Comment by thaumasiotes

3 years ago

> and damage to the language itself!

What could this mean? Sometimes people do talk about the health of a language, but that almost exclusively refers to the number of living speakers.

Being freely licensed, the Wikipedia corpus is widely used as input for AI tools such as machine translation.

https://www.theregister.com/2020/08/26/scots_wikipedia_fake/

  • How does that hurt the language itself? What would it mean for the language to be hurt?

    • Any people wanting to learn the language using these resources (e.g. learning more Scots from the Scots wikipedia) would mean that they learn the altered/false/different language instead of the actual language, and afterward that changes how the actual language is used in practice, propagating the misconceptions onwards and degrading the language.

      In a similar way, if some people online are using they/their/they're interchangeably, and then other people (who are learning the language) learn that they are interchangeable and start using them this way, then English gets hurt by being altered in this undesired way.

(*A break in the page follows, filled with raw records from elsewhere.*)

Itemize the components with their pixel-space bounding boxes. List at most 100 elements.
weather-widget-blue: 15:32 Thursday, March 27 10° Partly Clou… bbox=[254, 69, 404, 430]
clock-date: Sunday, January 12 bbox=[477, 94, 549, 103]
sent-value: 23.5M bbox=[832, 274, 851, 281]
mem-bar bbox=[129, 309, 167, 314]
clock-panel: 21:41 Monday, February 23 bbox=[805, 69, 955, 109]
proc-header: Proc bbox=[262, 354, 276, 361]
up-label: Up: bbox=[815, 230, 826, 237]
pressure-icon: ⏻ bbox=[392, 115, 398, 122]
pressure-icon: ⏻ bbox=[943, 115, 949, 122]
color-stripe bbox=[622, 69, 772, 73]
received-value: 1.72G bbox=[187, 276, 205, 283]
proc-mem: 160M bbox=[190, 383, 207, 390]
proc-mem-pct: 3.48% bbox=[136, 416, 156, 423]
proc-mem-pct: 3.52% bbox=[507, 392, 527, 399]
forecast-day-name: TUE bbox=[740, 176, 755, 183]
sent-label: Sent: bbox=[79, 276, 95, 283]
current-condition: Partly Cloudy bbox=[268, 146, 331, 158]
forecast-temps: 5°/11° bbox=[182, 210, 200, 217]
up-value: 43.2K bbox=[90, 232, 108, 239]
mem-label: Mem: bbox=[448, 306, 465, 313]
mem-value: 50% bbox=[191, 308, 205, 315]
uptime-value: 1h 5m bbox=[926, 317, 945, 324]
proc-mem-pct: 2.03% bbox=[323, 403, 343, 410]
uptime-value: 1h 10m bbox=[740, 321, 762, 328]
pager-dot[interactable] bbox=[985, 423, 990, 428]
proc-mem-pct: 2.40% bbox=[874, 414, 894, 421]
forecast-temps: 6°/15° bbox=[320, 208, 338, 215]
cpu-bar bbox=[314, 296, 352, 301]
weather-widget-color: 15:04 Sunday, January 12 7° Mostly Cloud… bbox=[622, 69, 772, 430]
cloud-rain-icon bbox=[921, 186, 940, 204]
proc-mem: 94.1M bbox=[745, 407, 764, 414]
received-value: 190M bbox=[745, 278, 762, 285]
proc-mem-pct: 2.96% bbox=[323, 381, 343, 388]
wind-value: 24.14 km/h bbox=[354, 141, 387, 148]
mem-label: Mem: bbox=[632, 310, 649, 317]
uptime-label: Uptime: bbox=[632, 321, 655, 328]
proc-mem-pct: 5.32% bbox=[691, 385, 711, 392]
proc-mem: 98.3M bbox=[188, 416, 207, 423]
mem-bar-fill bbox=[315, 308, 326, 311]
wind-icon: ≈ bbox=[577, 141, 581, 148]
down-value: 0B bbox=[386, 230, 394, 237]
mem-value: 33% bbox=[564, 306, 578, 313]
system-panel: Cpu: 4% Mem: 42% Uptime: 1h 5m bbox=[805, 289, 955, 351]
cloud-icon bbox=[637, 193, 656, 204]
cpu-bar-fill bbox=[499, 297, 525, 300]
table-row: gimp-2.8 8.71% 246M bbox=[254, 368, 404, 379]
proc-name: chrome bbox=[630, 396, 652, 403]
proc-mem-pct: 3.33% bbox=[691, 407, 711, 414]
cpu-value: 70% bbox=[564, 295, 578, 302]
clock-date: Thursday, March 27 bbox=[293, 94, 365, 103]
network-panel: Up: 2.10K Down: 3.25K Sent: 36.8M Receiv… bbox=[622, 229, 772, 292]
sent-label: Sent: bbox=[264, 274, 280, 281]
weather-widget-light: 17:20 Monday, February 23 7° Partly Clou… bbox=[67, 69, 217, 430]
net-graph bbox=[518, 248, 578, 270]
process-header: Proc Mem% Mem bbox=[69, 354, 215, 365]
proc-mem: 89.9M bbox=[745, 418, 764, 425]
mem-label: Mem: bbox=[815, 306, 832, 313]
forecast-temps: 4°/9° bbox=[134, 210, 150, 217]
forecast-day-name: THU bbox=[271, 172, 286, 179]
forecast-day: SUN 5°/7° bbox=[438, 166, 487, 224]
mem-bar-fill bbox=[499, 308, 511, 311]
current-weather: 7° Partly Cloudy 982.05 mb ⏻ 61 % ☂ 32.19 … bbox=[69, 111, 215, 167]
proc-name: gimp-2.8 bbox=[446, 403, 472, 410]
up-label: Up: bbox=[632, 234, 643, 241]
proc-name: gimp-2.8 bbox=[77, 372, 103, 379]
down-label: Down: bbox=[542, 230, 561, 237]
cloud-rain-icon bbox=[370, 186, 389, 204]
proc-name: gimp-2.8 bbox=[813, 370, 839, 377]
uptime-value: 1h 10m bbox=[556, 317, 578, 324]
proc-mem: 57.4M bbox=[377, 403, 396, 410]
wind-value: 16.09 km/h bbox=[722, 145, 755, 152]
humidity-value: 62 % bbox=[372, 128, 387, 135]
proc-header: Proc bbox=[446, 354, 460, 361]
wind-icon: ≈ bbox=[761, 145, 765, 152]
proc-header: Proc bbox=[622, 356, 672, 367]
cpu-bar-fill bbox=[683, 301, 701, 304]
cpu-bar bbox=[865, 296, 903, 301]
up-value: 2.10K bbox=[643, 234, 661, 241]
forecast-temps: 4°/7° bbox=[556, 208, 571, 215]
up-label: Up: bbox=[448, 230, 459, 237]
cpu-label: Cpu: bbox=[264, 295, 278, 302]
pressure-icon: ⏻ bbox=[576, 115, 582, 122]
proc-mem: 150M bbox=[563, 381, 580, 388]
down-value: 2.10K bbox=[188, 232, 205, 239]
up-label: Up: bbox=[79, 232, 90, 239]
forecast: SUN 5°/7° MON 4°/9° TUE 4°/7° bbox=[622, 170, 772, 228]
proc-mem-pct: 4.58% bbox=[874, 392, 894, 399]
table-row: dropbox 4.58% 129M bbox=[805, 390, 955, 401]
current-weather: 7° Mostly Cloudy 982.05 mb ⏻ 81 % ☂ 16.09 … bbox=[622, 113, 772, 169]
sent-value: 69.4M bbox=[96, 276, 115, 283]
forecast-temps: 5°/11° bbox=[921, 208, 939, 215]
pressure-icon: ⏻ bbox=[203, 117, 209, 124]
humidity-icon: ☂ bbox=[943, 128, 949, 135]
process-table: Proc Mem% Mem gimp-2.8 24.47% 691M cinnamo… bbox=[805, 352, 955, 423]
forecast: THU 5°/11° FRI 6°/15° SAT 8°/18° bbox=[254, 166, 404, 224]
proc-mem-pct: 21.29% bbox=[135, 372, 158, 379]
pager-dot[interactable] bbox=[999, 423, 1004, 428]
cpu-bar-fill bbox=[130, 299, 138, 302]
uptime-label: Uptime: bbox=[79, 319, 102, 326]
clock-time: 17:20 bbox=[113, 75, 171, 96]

      Some changes to language are considered desirable (e.g. introduction of new terminology for new concepts, or restructuring either as a natural process or top-down reforms that makes it more clear and thus more useful for communication) and some are not (ones that increase confusion such as the they/their/they're example above), and the latter ones are considered to hurt the language.

      4 replies →

    • AI tools and machine translation would result in the propagation on the internet of new prose, purportedly in Scots, but in fact synthesised based on the constructed language of scowiki.

      Real prose in Scots is scarce enough already; if scowiki is used as a corpus for training AI, that is certainly a threat to the language.